My post of December 21st, 2012 on ‘Closed systems in nature?’ is my most popular based on the statistics from WordPress. These statistics led me to go back and read it again, which set me thinking along the same lines while tending the barbeque in our backyard. A sausage is a nice example of a closed system with a boundary, or skin, that is impervious to mass or material moving across the boundary but which allows energy transfer in the form of heat.
Heat transfers into the system [sausage] through the boundary [skin] adjacent to the hot charcoal in my barbeque and heat transfers out on the opposite side. Heat is simply energy transfer that occurs along a temperature gradient or across a temperature difference, from a higher to a lower temperature.
The temperature difference between the hot charcoal at about 375 degrees Centigrade and a sausage starting to cook at about 70 degrees is larger than the difference between the sausage and the air above it at say 35 degrees Centigrade, so more heat [energy] is transferred into than out of the sausage.
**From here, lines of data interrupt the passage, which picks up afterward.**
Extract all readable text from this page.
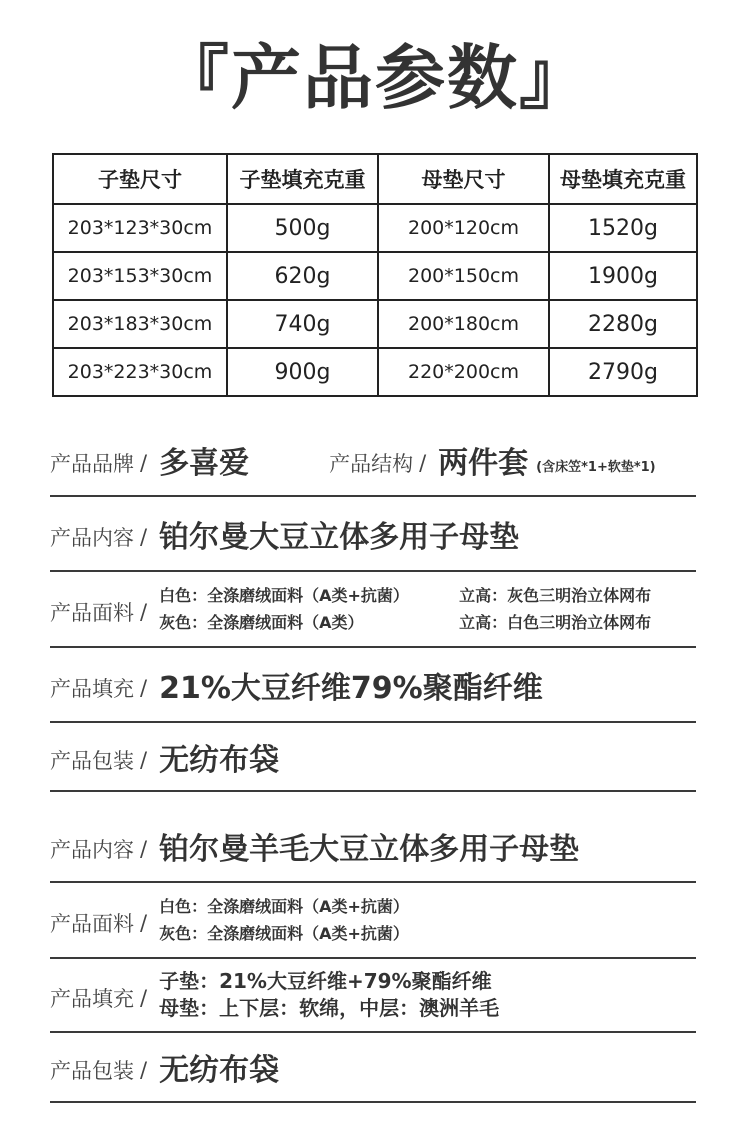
『产品参数』
子垫尺寸	子垫填充克重	母垫尺寸	母垫填充克重
203*123*30cm	500g	200*120cm	1520g
203*153*30cm	620g	200*150cm	1900g
203*183*30cm	740g	200*180cm	2280g
203*223*30cm	900g	220*200cm	2790g
产品品牌 / 多喜爱	产品结构 / 两件套 (含床笠*1+软垫*1)
产品内容 / 铂尔曼大豆立体多用子母垫
产品面料 /
白色：全涤磨绒面料（A类+抗菌）	立高：灰色三明治立体网布
灰色：全涤磨绒面料（A类）	立高：白色三明治立体网布
产品填充 / 21%大豆纤维79%聚酯纤维
产品包装 / 无纺布袋
产品内容 / 铂尔曼羊毛大豆立体多用子母垫
产品面料 /
白色：全涤磨绒面料（A类+抗菌）
灰色：全涤磨绒面料（A类+抗菌）
产品填充 /
子垫：21%大豆纤维+79%聚酯纤维
母垫：上下层：软绵，中层：澳洲羊毛
产品包装 / 无纺布袋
The difference between the energy in and out is used to heat and cook the sausage including starting to boil the water-content and trigger chemical reactions associated with cooking. This is a manifestation of the first law of thermodynamics for the closed system, i.e. heat transfer in minus heat transfer out equals the change in the energy content of the system. The net flux of heat into the sausage causes it to get hot and be cooked.
You can’t avoid thermodynamics, it gets involved in everything!